Cerca de 300 trabalhadores sem-terra participaram de um protesto na última segunda-feira (13) contra o assassinato do agricultor Josimar Silva Pereira, morto a tiros no último dia 5, no acampamento São Francisco de Assis, em Vitório do Santo Antão, em Pernambuco.

O protesto aconteceu durante uma audiência com o Ministério Público de Pernambuco, o Instituto Nacional de Colonização e Reforma Agrária (Incra) e a Usina JB, na sede da Escola Judicial de Pernambuco (Esmape), em Recife. O objetivo da reunião foi tratar de áreas improdutivas em Vitória de Santo Antão e Amaraji, resultando na definição da desapropriação das áreas localizadas em Amaraji, a 100 km de Recife, para assentar as famílias que estão no Acampamento Bondade.

Josimar, de 30 anos, foi morto enquanto se deslocava para o acampamento, onde trabalhava na irrigação do plantio de arroz orgânico, com disparos nas costas e na nuca. O autor dos disparos e a motivação para o crime ainda não foram identificados, mas o Movimento dos Trabalhadores Rurais Sem Terra (MST) alega que está relacionado à luta pela terra.

Diante do assassinato, o MST recusou-se a participar da audiência em protesto pelo ocorrido, destacando que o acampamento Francisco de Assis é um dos mais antigos de Pernambuco, com cerca de 194 famílias lutando pela desapropriação do Engenho São Francisco, que pertence à Usina JB.

No mesmo contexto, dois assassinatos foram cometidos no acampamento Quilombo do Livramento Sitio Rancho Dantas, organizado pelo MST, em Princesa Isabel, na Paraíba. As vítimas, Ana Paula Costa Silva e Aldecy Viturino Barros, foram alvejadas a tiros em casa. Ana Paula, com 29 anos, e Aldecy, com 44 anos, estavam no acampamento quando foram abordados por dois homens em uma moto.

O clima no acampamento é tenso, e os sem-terra estão pedindo o deslocamento de policiais militares para garantir a segurança no local.
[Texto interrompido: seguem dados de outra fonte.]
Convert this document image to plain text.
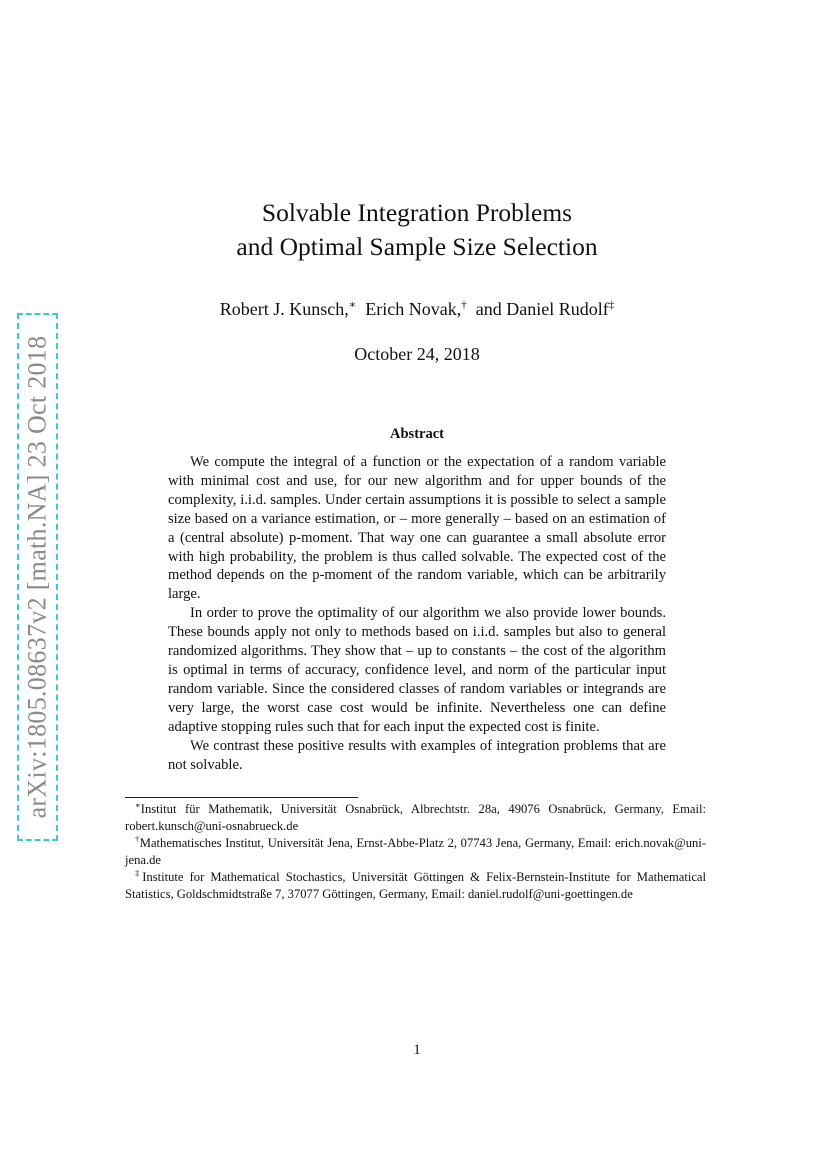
arXiv:1805.08637v2 [math.NA] 23 Oct 2018
Solvable Integration Problems
and Optimal Sample Size Selection
Robert J. Kunsch,∗ Erich Novak,† and Daniel Rudolf‡
October 24, 2018
Abstract

We compute the integral of a function or the expectation of a random variable with minimal cost and use, for our new algorithm and for upper bounds of the complexity, i.i.d. samples. Under certain assumptions it is possible to select a sample size based on a variance estimation, or – more generally – based on an estimation of a (central absolute) p-moment. That way one can guarantee a small absolute error with high probability, the problem is thus called solvable. The expected cost of the method depends on the p-moment of the random variable, which can be arbitrarily large.

In order to prove the optimality of our algorithm we also provide lower bounds. These bounds apply not only to methods based on i.i.d. samples but also to general randomized algorithms. They show that – up to constants – the cost of the algorithm is optimal in terms of accuracy, confidence level, and norm of the particular input random variable. Since the considered classes of random variables or integrands are very large, the worst case cost would be infinite. Nevertheless one can define adaptive stopping rules such that for each input the expected cost is finite.

We contrast these positive results with examples of integration problems that are not solvable.

∗Institut für Mathematik, Universität Osnabrück, Albrechtstr. 28a, 49076 Osnabrück, Germany, Email: robert.kunsch@uni-osnabrueck.de

†Mathematisches Institut, Universität Jena, Ernst-Abbe-Platz 2, 07743 Jena, Germany, Email: erich.novak@uni-jena.de

‡Institute for Mathematical Stochastics, Universität Göttingen & Felix-Bernstein-Institute for Mathematical Statistics, Goldschmidtstraße 7, 37077 Göttingen, Germany, Email: daniel.rudolf@uni-goettingen.de

1
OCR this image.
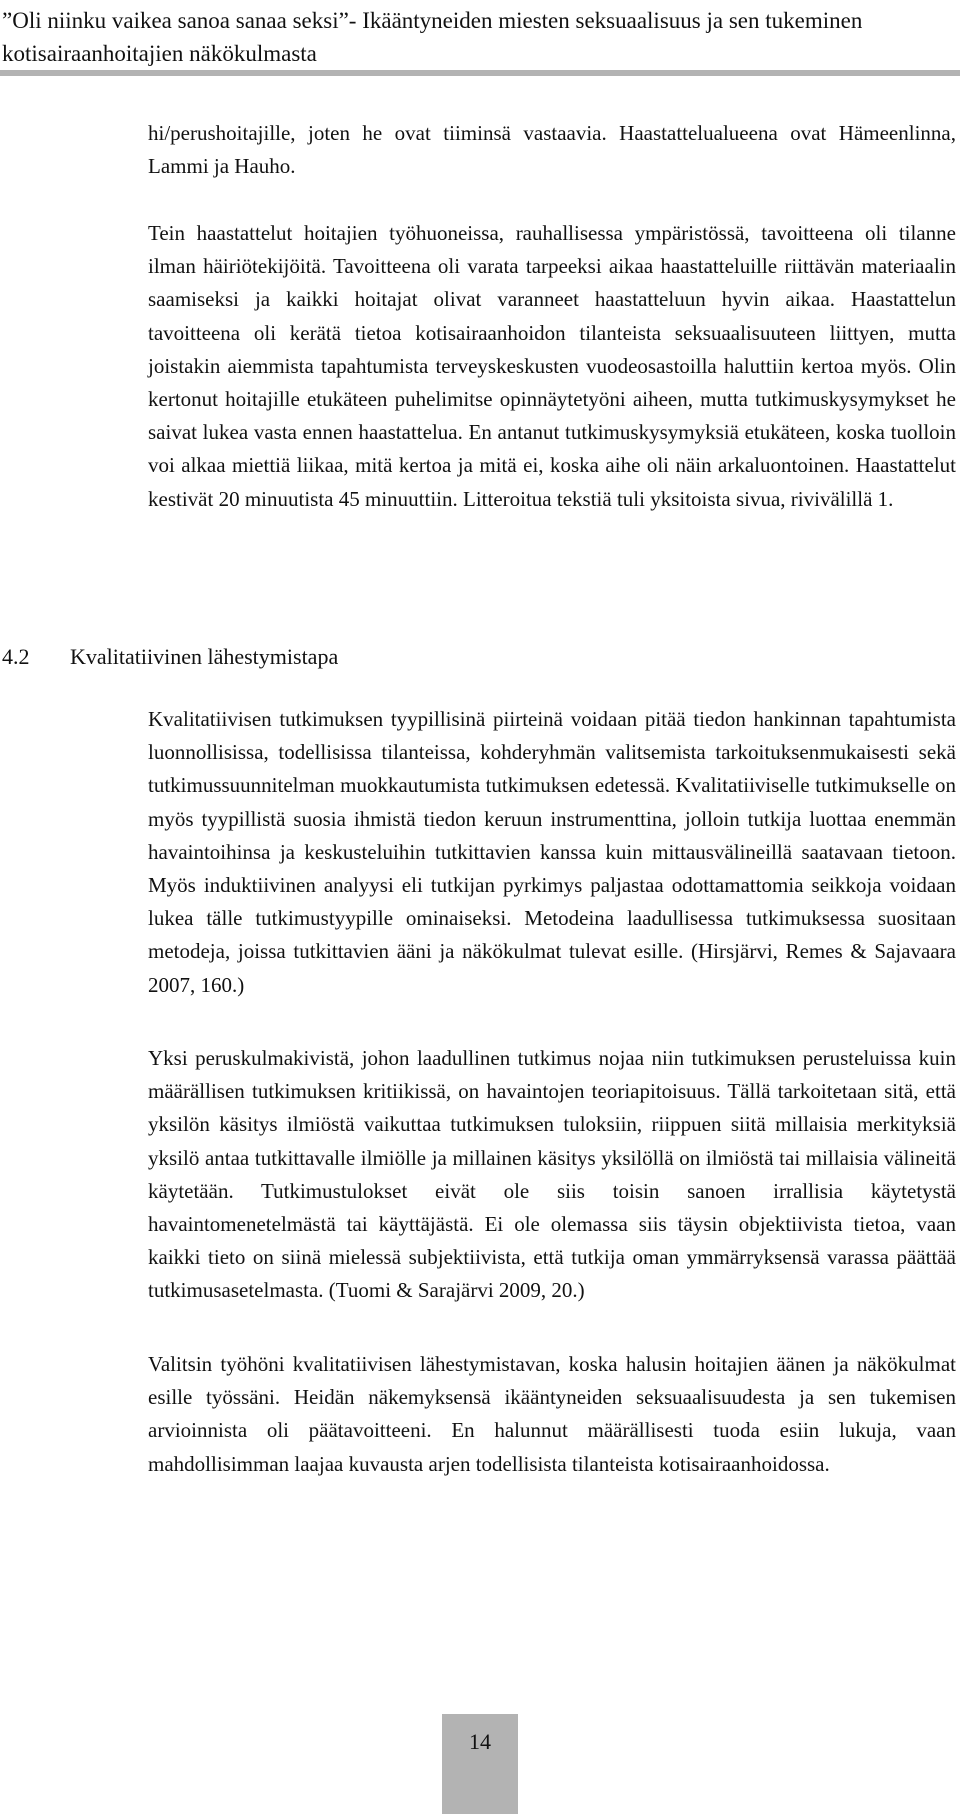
”Oli niinku vaikea sanoa sanaa seksi”- Ikääntyneiden miesten seksuaalisuus ja sen tukeminen kotisairaanhoitajien näkökulmasta

hi/perushoitajille, joten he ovat tiiminsä vastaavia. Haastattelualueena ovat Hämeenlinna, Lammi ja Hauho.

Tein haastattelut hoitajien työhuoneissa, rauhallisessa ympäristössä, tavoitteena oli tilanne ilman häiriötekijöitä. Tavoitteena oli varata tarpeeksi aikaa haastatteluille riittävän materiaalin saamiseksi ja kaikki hoitajat olivat varanneet haastatteluun hyvin aikaa. Haastattelun tavoitteena oli kerätä tietoa kotisairaanhoidon tilanteista seksuaalisuuteen liittyen, mutta joistakin aiemmista tapahtumista terveyskeskusten vuodeosastoilla haluttiin kertoa myös. Olin kertonut hoitajille etukäteen puhelimitse opinnäytetyöni aiheen, mutta tutkimuskysymykset he saivat lukea vasta ennen haastattelua. En antanut tutkimuskysymyksiä etukäteen, koska tuolloin voi alkaa miettiä liikaa, mitä kertoa ja mitä ei, koska aihe oli näin arkaluontoinen. Haastattelut kestivät 20 minuutista 45 minuuttiin. Litteroitua tekstiä tuli yksitoista sivua, rivivälillä 1.

4.2 Kvalitatiivinen lähestymistapa

Kvalitatiivisen tutkimuksen tyypillisinä piirteinä voidaan pitää tiedon hankinnan tapahtumista luonnollisissa, todellisissa tilanteissa, kohderyhmän valitsemista tarkoituksenmukaisesti sekä tutkimussuunnitelman muokkautumista tutkimuksen edetessä. Kvalitatiiviselle tutkimukselle on myös tyypillistä suosia ihmistä tiedon keruun instrumenttina, jolloin tutkija luottaa enemmän havaintoihinsa ja keskusteluihin tutkittavien kanssa kuin mittausvälineillä saatavaan tietoon. Myös induktiivinen analyysi eli tutkijan pyrkimys paljastaa odottamattomia seikkoja voidaan lukea tälle tutkimustyypille ominaiseksi. Metodeina laadullisessa tutkimuksessa suositaan metodeja, joissa tutkittavien ääni ja näkökulmat tulevat esille. (Hirsjärvi, Remes & Sajavaara 2007, 160.)

Yksi peruskulmakivistä, johon laadullinen tutkimus nojaa niin tutkimuksen perusteluissa kuin määrällisen tutkimuksen kritiikissä, on havaintojen teoriapitoisuus. Tällä tarkoitetaan sitä, että yksilön käsitys ilmiöstä vaikuttaa tutkimuksen tuloksiin, riippuen siitä millaisia merkityksiä yksilö antaa tutkittavalle ilmiölle ja millainen käsitys yksilöllä on ilmiöstä tai millaisia välineitä käytetään. Tutkimustulokset eivät ole siis toisin sanoen irrallisia käytetystä havaintomenetelmästä tai käyttäjästä. Ei ole olemassa siis täysin objektiivista tietoa, vaan kaikki tieto on siinä mielessä subjektiivista, että tutkija oman ymmärryksensä varassa päättää tutkimusasetelmasta. (Tuomi & Sarajärvi 2009, 20.)

Valitsin työhöni kvalitatiivisen lähestymistavan, koska halusin hoitajien äänen ja näkökulmat esille työssäni. Heidän näkemyksensä ikääntyneiden seksuaalisuudesta ja sen tukemisen arvioinnista oli päätavoitteeni. En halunnut määrällisesti tuoda esiin lukuja, vaan mahdollisimman laajaa kuvausta arjen todellisista tilanteista kotisairaanhoidossa.

14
Além disso, a Secretaria Estadual de Desenvolvimento Humano foi contatada para prestar auxílio às famílias das vítimas.

Em resumo, os protestos evidenciam a tensão e violência envolvidas nas lutas pela reforma agrária e a situação de vulnerabilidade em que vivem os trabalhadores rurais sem terra. As autoridades estaduais e federais foram acionadas para investigar os assassinatos, promover a regularização fundiária e buscar soluções pacíficas para os conflitos.